To start off with, rewrite the inequality \(x^{4}+36 \leq 13 x^{2}\) in standard form: \(x^{4}-13x^{2}+36 \leq 0\). Factorize to obtain \( (x^{2}-4)(x^{2}-9) \leq 0 \). Consequently, the roots of this equation are \(x=2, -2, 3, -3\). Now, the solution set for the inequality can be obtained by testing the intervals \((- \infty, -3), (-3, -2), (-2, 2), (2,3), (3, \infty)\) and determining for which intervals the function \( (x^{2}-4)(x^{2}-9)\) is negative or zero. This gives the solution set \(-3 \leq x \leq -2, 2 \leq x \leq 3\)

To find the critical points of \(f(x)=x^{3}-3x\), set its derivative equal to zero and solve for \(x\).

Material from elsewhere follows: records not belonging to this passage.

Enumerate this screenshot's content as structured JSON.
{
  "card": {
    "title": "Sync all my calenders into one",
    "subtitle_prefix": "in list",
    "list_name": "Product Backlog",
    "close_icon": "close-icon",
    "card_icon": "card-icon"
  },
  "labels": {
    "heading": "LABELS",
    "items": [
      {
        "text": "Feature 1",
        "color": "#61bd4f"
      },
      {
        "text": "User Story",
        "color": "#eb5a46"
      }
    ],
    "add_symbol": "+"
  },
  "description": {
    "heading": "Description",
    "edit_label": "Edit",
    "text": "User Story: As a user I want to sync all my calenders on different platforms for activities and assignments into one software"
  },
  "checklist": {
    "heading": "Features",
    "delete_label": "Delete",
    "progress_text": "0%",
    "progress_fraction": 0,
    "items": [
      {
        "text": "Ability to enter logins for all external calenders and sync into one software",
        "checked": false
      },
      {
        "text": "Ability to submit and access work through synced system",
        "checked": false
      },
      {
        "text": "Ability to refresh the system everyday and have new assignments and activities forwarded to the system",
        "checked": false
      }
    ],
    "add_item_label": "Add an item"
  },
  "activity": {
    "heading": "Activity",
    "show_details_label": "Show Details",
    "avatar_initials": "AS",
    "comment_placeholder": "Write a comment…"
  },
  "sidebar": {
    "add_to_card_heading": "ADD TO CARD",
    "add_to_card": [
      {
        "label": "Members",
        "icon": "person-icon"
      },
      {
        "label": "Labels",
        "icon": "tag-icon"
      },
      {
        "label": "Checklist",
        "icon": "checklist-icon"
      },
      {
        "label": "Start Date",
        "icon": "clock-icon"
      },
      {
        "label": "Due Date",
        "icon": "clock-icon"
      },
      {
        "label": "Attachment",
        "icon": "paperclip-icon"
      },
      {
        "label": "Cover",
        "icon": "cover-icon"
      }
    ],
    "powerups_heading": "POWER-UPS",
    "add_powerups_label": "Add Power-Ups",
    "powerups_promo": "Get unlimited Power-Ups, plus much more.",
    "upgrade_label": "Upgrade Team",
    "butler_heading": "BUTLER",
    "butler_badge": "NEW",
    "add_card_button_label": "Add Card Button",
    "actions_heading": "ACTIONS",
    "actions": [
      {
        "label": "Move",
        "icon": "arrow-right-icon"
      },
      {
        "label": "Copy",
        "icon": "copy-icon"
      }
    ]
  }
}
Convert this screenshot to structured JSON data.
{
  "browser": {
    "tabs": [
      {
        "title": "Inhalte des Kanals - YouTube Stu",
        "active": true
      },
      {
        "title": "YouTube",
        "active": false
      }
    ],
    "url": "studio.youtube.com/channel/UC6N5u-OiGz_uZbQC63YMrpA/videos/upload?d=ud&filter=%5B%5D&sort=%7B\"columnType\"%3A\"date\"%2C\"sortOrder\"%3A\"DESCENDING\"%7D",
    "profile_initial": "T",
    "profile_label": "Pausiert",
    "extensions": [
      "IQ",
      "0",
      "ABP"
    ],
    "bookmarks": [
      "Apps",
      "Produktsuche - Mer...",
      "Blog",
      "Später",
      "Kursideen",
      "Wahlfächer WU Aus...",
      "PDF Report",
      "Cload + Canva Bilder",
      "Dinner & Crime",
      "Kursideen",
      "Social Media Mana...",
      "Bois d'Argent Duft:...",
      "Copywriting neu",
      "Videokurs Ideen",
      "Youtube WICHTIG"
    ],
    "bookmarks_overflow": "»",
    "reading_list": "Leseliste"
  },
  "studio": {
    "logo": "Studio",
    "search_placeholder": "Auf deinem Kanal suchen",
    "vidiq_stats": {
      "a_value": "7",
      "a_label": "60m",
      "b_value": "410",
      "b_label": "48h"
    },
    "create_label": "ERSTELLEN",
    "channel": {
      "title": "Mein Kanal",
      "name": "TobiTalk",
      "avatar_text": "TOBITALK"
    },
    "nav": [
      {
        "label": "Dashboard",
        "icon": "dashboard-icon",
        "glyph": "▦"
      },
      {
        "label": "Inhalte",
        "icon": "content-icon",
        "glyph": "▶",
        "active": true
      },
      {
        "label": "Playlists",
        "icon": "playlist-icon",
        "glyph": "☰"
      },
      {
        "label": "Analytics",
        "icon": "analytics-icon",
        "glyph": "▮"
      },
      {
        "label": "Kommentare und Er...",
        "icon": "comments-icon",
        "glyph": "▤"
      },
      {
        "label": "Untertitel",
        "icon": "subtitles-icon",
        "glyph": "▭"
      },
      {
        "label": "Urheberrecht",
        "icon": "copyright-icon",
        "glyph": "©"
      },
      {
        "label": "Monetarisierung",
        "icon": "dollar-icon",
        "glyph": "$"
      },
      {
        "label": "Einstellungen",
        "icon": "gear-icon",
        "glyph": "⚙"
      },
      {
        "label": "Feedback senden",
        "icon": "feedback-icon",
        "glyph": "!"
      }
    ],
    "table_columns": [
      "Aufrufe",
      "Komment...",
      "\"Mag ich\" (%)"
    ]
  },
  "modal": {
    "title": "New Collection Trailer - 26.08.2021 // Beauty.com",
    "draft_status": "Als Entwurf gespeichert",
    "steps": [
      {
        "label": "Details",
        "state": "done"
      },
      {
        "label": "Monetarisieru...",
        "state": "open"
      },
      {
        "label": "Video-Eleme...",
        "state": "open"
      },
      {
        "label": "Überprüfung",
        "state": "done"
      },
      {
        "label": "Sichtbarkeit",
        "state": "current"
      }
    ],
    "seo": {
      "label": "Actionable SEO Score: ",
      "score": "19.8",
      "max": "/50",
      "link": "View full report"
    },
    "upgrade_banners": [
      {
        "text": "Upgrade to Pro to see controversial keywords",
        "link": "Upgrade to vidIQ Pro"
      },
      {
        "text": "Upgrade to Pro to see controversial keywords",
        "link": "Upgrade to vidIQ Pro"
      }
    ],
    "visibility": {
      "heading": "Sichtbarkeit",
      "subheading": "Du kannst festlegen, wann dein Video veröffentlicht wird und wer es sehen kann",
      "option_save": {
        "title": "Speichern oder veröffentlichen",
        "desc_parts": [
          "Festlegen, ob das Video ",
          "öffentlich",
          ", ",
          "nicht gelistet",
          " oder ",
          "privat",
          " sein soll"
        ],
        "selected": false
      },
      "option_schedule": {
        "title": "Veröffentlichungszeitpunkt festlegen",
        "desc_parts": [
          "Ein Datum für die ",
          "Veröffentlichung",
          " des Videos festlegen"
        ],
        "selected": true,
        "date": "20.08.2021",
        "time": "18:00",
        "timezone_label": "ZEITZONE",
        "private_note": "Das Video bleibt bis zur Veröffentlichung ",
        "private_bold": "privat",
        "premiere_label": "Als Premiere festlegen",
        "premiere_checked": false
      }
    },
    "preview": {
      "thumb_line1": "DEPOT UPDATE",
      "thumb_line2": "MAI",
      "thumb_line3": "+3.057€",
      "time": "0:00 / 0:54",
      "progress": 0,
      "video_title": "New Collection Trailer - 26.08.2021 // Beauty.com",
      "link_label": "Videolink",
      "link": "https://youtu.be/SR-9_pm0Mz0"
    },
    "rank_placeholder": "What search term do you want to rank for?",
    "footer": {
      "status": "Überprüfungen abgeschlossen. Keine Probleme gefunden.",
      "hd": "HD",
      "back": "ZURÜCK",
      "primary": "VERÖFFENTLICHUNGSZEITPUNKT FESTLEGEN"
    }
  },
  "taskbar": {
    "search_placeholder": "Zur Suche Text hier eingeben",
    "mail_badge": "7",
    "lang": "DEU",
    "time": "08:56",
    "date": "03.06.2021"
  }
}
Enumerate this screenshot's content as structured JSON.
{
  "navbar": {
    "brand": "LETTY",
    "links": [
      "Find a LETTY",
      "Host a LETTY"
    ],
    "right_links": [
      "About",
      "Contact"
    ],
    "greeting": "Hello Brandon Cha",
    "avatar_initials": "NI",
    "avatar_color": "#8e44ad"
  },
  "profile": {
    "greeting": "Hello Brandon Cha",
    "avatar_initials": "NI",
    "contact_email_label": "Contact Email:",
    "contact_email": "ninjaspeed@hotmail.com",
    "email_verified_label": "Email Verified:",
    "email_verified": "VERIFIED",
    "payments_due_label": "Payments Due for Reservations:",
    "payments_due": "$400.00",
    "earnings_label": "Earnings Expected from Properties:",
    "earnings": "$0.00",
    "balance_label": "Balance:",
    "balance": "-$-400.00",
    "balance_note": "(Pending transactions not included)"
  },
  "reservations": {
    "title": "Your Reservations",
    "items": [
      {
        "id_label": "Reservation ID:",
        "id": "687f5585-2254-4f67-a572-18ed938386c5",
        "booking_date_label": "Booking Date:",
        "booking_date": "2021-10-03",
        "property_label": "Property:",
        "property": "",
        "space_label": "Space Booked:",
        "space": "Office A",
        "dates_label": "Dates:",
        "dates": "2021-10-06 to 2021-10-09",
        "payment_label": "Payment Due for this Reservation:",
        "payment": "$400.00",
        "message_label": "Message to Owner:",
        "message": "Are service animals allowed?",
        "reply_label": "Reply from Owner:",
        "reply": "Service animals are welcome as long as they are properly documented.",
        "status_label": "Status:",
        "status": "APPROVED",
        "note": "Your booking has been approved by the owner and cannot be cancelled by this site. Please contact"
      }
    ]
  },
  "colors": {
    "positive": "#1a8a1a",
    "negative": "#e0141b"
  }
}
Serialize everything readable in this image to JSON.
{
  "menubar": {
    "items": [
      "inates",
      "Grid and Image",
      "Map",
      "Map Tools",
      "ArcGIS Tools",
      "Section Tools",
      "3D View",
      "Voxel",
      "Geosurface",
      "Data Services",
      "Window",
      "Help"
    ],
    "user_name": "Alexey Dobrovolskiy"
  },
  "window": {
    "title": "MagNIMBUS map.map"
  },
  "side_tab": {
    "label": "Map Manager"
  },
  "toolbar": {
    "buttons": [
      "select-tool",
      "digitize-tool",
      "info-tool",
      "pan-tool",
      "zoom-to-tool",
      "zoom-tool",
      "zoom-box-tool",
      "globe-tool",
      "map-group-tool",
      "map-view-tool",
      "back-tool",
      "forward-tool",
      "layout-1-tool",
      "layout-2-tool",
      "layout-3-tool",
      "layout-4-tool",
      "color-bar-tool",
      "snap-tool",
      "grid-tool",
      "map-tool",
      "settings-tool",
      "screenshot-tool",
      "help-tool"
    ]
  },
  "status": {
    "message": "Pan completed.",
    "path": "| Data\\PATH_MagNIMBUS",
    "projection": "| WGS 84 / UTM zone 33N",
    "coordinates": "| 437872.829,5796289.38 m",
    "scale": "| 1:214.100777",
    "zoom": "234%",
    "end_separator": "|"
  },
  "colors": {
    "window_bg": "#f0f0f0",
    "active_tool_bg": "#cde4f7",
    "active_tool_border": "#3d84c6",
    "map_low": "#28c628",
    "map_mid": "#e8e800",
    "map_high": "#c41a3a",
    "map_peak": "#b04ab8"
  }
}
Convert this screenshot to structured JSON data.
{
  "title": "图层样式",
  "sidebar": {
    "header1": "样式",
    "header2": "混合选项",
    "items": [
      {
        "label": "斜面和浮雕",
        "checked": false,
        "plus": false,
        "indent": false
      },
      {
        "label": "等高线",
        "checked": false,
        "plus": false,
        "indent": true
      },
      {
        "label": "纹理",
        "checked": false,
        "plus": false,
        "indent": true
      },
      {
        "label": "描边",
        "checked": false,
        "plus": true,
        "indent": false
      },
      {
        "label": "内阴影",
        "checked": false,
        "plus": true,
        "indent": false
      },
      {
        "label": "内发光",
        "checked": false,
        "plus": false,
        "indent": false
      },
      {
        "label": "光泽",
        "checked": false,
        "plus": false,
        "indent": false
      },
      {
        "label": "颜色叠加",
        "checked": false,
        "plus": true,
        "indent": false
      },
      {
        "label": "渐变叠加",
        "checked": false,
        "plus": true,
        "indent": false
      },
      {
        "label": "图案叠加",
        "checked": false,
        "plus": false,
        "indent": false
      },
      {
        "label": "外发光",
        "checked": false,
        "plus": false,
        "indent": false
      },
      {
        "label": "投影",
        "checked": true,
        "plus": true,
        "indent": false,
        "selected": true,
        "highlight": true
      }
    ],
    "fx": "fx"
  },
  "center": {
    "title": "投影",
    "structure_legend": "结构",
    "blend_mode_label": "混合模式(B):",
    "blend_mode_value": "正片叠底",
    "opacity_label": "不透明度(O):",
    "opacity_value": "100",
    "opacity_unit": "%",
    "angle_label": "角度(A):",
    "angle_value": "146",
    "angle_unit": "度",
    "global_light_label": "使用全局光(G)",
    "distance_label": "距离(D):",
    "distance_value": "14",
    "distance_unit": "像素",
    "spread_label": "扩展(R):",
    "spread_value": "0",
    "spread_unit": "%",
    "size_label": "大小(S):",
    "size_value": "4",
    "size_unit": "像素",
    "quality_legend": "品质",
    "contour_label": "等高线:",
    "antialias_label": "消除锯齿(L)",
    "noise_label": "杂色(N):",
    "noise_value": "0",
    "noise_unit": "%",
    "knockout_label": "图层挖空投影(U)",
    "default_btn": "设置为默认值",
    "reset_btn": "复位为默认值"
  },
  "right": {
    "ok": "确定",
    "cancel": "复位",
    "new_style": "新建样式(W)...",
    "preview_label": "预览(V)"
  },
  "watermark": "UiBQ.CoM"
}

The derivative is \(f'(x)=3x^{2}-3\). Set this to zero and solve for \(x\), gives \(x=\sqrt{1}, -\sqrt{1}\) which translates into the values \(x = -1,1\). However, among these solutions, only \(x=1\) falls in the determined domains from step 1.

Next, evaluate \(f(x)=x^{3}-3x\) at the endpoints \(-3, -2, 2, 3\) and the critical point \(1\). The maximum value will be the maximum of these 5 numbers. The function yields the following values at the endpoints and the critical points: \(f(-3) = 0, f(-2) = -8, f(2) = 8, f(3) = 0, f(1) = -2\). Therefore, the maximum value is \(8\).

The maximum value of the function \(f(x)=x^{3}-3x\) on the set of all real numbers \(x\) satisfying \(x^{4}+36 \leq 13x^{2}\) is \(8\) and occurs when \(x = 2\).